This chapter presents a multimodal speaker identification system that integrates audio, lip texture, and lip motion modalities, and the authors propose to use the “explicit” lip motion information that best represent the modality for the given problem. The work is presented in two stages: First, they consider several lip motion feature candidates such as dense motion features on the lip region, motion features on the outer lip contour, and lip shape features. Meanwhile, the authors introduce their main contribution, which is a novel two-stage, spatial-temporal discrimination analysis framework designed to obtain the best lip motion features. For speaker identification, the best lip motion features result in the highest discrimination among speakers. Next, they investigate the benefits of the inclusion of the best lip motion features for multimodal recognition. Audio, lip texture, and lip motion modalities are fused by the reliability weighted summation (RWS) decision rule, and hidden Markov model (HMM)-based modeling is performed for both unimodal and multimodal recognition. Experimental results indicate that discriminative grid-based lip motion features are proved to be more valuable and provide additional performance gains in speaker identification.
TopIntroduction
Audio is probably the most natural modality to recognize the speech content and a valuable source to identify a speaker. However, especially under noisy conditions, audio-only speaker/speech recognition systems are far from being perfect. Video also contains important biometric information such as face/lip appearance, lip shape, and lip movement that is correlated with audio. Due to this correlation, it is natural to expect that speech content can be partially revealed through lip reading; and lip movement patterns also contain information about the identity of a speaker. Nevertheless, performance problems are also observed in video-only speaker/speech recognition systems, where poor picture quality, changes in pose and lighting conditions, and varying facial expressions may have detrimental effects (Turk & Pentland, 1991; Zhang, 1997). Hence robust solutions should employ multiple modalities, i.e., audio and various lip modalities, in a unified scheme.
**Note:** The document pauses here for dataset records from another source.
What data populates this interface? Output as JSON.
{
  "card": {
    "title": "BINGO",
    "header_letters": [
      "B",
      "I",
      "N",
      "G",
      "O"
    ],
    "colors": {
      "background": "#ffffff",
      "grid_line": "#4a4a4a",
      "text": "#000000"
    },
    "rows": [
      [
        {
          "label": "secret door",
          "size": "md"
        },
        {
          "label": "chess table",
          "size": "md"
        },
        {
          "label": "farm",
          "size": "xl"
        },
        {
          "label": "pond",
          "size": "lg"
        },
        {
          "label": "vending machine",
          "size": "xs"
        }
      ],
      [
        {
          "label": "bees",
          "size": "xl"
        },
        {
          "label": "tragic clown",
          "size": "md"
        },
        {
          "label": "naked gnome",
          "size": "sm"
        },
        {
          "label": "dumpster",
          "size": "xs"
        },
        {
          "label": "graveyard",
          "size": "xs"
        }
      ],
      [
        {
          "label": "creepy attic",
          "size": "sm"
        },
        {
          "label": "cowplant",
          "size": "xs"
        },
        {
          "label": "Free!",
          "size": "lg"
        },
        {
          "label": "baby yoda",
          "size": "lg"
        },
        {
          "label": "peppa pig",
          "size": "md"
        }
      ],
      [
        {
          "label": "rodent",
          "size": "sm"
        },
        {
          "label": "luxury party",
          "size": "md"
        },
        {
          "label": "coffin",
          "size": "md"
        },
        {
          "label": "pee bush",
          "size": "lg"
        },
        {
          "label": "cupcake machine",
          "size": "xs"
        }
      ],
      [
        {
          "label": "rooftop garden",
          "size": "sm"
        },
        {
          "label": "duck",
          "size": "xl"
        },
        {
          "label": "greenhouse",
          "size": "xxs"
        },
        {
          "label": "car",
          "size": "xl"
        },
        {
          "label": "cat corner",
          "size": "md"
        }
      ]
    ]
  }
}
Indeed in speaker/speech recognition, state-of-the art systems employ both audio and lip information in a unified framework (see Chen (2001) and references therein). However, most of the audio-visual biometric systems combine a simple visual modality with a sophisticated audio modality. Systems employing enhanced visual information are quite limited due to several reasons. On one hand, lip feature extraction and tracking are complex tasks, as it has been shown by few studies in the literature (see Çetingül (2006b) and references therein). On the other hand, the exploitation of this cue has been limited to the use of three alternative representations for lip information: i) lip texture, ii) lip shape (geometry), and iii) lip motion features. The first represents the lip movement implicitly along with appearance information that might sometimes carry useful discrimination information; but in some other cases the appearance may degrade the recognition performance since it is sensitive to acquisition conditions. The second, i.e., lip shape, usually requires tracking the lip contour and fitting contour model parameters and/or computing geometric features such as horizontal/vertical openings, contour perimeter, lip area, etc. This option seems as the most powerful one to model the lip movement, especially for lip reading, since it is easier to match mouth openings-closings with the corresponding phonemes. However, lip tracking and contour fitting are challenging tasks since contour tracking algorithms are sensitive to lighting conditions and image quality. The last option is the use of explicit lip motion, which are potentially easy to compute and robust to lighting variations.
Following the generation of different audio-visual modalities, the design of a multimodal recognition system requires addressing three basic issues: i) which modalities to fuse, ii) how to represent each modality with a discriminative and low-dimensional set of features, and iii) how to fuse existing modalities. For the first issue, speech content and voice can be interpreted as two different though correlated information existing in audio signals. Likewise, video signal can be split into different modalities, such as face/lip texture, lip geometry, and lip motion. The second issue, feature selection, also includes modeling of the classifiers through which each class is represented with a statistical model or a representative feature set. Curse of dimensionality, computational efficiency, robustness, invariance and discrimination capability are the most important criteria in the selection of the feature set and the recognition methodology for each modality. For the final issue, modality fusion, there exist different strategies: in the early integration, modalities are fused at data or feature level, whereas in the late integration, decisions (or scores) resulting from each expert are combined to give the final conclusion. Multimodal decision fusion can also be viewed from a broader perspective as a way of combining classifiers, where the main motivation is to compensate possible misclassification errors of a certain classifier with other available classifiers and to end up with a more reliable overall decision. A comprehensive survey and discussion on classifier combination techniques can be found in Kittler (1998).